Toutes ces solutions sont envisagées depuis longtemps par différents groupes associatifs ou
politiques, et font l'objet de débats multiples. Elles ne pourront être mises en œuvre qu'avec
pragmatisme, en les adaptant aux problèmes concrets qui vont se présenter et aux choix de priorité
qu'il faudra faire, dans le contexte social du moment.
Mais la première condition à remplir pour que ce processus s'enclenche, c'est que les réacteurs
soient arrêtés : que nous soyons débarrassés de la perspective d'une possible catastrophe, donc du
problème d'assurer la sécurité des réacteurs en fonctionnement. C'est à cette condition que les
financements publics pourront être réorientés : plus besoin alors de financer la sécurisation des
centrales vieillissantes, tous les fonds publics pourront être consacrés au développement des autres
filières productrices d'électricité (et notamment des renouvelables), la filière nucléaire n'exigeant
plus que l'argent nécessaire à la surveillance des centrales à l'arrêt et des déchets. Toute la
recherche scientifique devra de son côté se consacrer à la recherche d'une solution technique
susceptible de neutraliser la radioactivité des déchets produits.

La lutte antinucléaire s'inscrit nécessairement dans une perspective écologique, de défense des
conditions de la vie sur Terre, mais elle est aussi porteuse d'une lutte pour un autre modèle
d'organisation sociale, non seulement respectueux de la vie sur Terre mais collectivement
désirable.

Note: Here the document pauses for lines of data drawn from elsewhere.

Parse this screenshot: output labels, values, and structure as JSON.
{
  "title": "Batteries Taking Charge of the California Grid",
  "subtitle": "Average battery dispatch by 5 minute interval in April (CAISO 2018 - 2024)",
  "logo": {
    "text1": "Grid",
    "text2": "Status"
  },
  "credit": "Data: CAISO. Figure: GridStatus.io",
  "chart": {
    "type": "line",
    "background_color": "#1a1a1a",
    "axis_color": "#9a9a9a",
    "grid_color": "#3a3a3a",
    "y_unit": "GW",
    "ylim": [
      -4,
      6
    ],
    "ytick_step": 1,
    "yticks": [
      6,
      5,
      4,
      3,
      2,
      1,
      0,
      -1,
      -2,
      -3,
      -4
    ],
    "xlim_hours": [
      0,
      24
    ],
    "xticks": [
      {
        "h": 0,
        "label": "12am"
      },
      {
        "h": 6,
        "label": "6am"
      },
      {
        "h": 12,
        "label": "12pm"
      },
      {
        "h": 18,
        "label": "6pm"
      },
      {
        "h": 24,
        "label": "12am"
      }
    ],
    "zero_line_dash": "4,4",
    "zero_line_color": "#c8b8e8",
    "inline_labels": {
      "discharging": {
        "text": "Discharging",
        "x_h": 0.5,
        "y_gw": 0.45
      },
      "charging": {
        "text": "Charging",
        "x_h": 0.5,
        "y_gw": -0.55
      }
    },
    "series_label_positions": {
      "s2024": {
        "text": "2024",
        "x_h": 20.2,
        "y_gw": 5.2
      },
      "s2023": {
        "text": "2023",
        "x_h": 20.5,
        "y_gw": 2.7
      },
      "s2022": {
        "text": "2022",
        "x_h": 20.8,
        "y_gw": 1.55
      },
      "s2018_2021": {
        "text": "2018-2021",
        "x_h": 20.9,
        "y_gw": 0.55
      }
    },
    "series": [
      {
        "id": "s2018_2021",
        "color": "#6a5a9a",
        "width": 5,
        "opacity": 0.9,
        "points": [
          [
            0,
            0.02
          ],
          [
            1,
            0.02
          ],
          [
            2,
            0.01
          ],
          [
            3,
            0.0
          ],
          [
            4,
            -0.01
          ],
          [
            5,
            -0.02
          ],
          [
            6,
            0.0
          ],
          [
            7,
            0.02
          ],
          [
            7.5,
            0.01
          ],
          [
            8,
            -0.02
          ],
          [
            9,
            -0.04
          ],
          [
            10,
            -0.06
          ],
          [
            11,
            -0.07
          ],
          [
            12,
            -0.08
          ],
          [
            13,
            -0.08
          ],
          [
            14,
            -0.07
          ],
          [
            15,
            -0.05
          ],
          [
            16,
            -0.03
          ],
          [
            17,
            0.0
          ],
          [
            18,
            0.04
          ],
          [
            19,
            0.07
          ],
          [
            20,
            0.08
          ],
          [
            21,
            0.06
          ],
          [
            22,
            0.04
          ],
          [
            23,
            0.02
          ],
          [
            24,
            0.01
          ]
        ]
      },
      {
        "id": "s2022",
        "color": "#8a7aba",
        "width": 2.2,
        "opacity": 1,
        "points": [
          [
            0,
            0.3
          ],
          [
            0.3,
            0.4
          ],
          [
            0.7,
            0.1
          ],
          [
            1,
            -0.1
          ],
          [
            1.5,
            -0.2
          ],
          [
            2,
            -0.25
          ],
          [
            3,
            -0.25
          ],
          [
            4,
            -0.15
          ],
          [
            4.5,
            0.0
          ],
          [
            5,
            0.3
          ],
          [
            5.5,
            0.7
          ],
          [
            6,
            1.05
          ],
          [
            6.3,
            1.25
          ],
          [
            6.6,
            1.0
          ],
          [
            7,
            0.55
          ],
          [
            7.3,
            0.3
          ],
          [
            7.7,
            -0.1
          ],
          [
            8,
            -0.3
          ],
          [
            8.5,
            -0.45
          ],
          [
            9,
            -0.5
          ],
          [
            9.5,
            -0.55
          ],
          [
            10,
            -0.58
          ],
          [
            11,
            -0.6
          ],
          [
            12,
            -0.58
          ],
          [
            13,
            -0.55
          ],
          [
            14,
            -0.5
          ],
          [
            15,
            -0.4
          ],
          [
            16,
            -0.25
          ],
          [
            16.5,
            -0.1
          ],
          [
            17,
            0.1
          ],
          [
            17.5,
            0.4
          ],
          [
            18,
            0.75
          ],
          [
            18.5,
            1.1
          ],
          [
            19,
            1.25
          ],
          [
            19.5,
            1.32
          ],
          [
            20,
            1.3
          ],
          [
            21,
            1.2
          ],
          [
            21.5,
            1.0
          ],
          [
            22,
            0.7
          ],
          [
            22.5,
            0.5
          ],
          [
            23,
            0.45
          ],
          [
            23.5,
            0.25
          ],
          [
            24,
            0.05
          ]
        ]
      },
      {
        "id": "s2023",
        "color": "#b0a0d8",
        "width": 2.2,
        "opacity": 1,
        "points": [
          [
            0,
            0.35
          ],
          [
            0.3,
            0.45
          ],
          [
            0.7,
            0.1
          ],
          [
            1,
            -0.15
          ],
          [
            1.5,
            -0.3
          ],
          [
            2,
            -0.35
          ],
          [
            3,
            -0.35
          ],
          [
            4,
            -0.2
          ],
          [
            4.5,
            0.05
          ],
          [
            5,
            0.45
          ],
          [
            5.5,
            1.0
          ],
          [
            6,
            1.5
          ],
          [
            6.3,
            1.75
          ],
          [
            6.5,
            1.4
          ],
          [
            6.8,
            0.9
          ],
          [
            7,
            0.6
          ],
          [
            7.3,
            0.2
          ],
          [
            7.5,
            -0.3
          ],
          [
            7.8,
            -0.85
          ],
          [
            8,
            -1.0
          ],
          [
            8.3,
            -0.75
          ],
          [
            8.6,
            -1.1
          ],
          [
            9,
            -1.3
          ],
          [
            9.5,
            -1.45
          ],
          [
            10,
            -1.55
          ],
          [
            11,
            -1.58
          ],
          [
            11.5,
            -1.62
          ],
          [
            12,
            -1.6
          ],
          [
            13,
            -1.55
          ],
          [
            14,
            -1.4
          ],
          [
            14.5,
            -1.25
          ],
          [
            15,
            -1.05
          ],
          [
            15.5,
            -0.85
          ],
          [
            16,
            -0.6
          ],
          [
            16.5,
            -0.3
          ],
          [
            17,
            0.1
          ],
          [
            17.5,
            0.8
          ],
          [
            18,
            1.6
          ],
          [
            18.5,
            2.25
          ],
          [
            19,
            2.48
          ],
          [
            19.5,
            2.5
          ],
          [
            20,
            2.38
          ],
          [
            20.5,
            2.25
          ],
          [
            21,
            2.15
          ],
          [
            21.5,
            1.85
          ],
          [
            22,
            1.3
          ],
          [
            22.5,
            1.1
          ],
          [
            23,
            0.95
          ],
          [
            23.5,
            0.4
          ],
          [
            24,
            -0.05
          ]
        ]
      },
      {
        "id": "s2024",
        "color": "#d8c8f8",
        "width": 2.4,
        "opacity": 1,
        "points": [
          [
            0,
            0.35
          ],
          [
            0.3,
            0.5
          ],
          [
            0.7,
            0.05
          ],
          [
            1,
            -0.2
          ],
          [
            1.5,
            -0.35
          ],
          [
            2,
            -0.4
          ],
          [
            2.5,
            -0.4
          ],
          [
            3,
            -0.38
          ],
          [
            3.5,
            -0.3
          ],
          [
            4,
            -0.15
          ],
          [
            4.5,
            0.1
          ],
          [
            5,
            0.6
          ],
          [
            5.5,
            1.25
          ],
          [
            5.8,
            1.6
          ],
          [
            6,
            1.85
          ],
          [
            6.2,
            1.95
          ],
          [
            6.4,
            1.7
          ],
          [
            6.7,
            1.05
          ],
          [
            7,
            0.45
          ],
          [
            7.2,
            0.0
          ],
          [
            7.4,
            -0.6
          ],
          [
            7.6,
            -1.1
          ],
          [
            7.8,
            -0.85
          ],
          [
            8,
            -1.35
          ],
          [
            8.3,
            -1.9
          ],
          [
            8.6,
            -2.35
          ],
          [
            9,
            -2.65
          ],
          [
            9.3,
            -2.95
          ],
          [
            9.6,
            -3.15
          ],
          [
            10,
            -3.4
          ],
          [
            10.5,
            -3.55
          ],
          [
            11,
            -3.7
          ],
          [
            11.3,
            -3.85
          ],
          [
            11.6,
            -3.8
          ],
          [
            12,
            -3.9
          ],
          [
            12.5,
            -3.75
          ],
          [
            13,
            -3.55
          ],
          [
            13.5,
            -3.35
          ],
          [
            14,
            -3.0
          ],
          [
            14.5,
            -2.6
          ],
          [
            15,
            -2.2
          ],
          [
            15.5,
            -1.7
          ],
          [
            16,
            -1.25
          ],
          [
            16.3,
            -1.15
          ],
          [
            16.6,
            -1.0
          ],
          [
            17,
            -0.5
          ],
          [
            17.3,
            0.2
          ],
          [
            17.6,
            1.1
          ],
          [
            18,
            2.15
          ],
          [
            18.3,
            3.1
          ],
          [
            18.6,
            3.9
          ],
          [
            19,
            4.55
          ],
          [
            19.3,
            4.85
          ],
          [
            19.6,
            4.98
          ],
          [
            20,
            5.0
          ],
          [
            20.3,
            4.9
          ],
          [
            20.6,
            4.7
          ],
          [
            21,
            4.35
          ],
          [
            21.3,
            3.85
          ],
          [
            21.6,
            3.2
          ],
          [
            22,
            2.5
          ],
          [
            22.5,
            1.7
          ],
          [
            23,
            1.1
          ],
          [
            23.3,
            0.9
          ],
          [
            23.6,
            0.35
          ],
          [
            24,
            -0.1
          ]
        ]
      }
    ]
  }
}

En effet,
- la meilleure façon de réduire drastiquement notre consommation d'électricité est de faire
collectivement le choix de la sobriété, en se limitant à la satisfaction des besoins essentiels (une
situation de relative pénurie peut être l'occasion de s'interroger collectivement sur ce que sont les
besoins à satisfaire à tout prix et ceux auxquels on peut/doit choisir de renoncer) ;
- le fait de devoir penser d'autres formes de production d'électricité est l'occasion de promouvoir un
modèle productif décentralisé et démocratique, avec une production d'énergie organisée au plus près
des consommateurs, en petites unités facilement modulables, répondant aux nécessités telles que
définies démocratiquement à l'échelle des quartiers ou des municipalités... ;
Et, de là, on peut on peut en arriver à vouloir se battre aussi pour l'égalité des conditions matérielles,
pour une véritable solidarité internationale, etc.

Mais nous savons que rien ne pourra se faire sans une volonté collective largement partagée
d'imposer au pouvoir l'arrêt des réacteurs par la lutte, en créant le rapport de force nécessaire. Il faut
sortir de la résignation qui s'est installée dans les têtes depuis que la répression a mis fin aux
grandes mobilisations antinucléaires des années 70 et 80, limitant la contestation antinucléaire à un
rôle de contre-expertise au sein d'instances locales de concertation sans pouvoir de décision. Il faut
renouer avec la lutte, tout en assumant l'énorme contrainte que représente la présence sur notre
territoire de vie de déchets radioactifs très dangereux dont nous devrons nous protéger pendant des
siècles.

Le moment est propice à une vraie bataille d'opinion sur ce sujet. Car les fractures se multiplient
dans le camp des nucléocrates: la filière nucléaire est en crise (Areva n'a été sauvée provisoirement
de la faillite que par des injonctions massives d'argent public, EDF a besoin d'une nouvelle
recapitalisation pour se maintenir, alors même qu'il va falloir financer l'énorme coût de la
sécurisation des centrales vieillissantes et du démantèlement), et il est devenu évident qu'elle ne
peut plus tabler sur la demande extérieure de réacteurs à construire pour assurer sa rentabilité. Bref,
l'ennemi a perdu sa légitimité et une partie de son arrogance, profitons de la crise qu'il traverse pour
relancer la bataille et la gagner.
Mais si l'on veut arriver à créer un rapport de forces capable d'imposer un changement allant à
l'encontre des intérêts du puissant lobby capitaliste du nucléaire et de ses relais politiques, il nous
faut un objectif clair susceptible de regrouper le plus grand nombre : l'arrêt immédiat des réacteurs
2
en est un, facilement compréhensible et cohérent.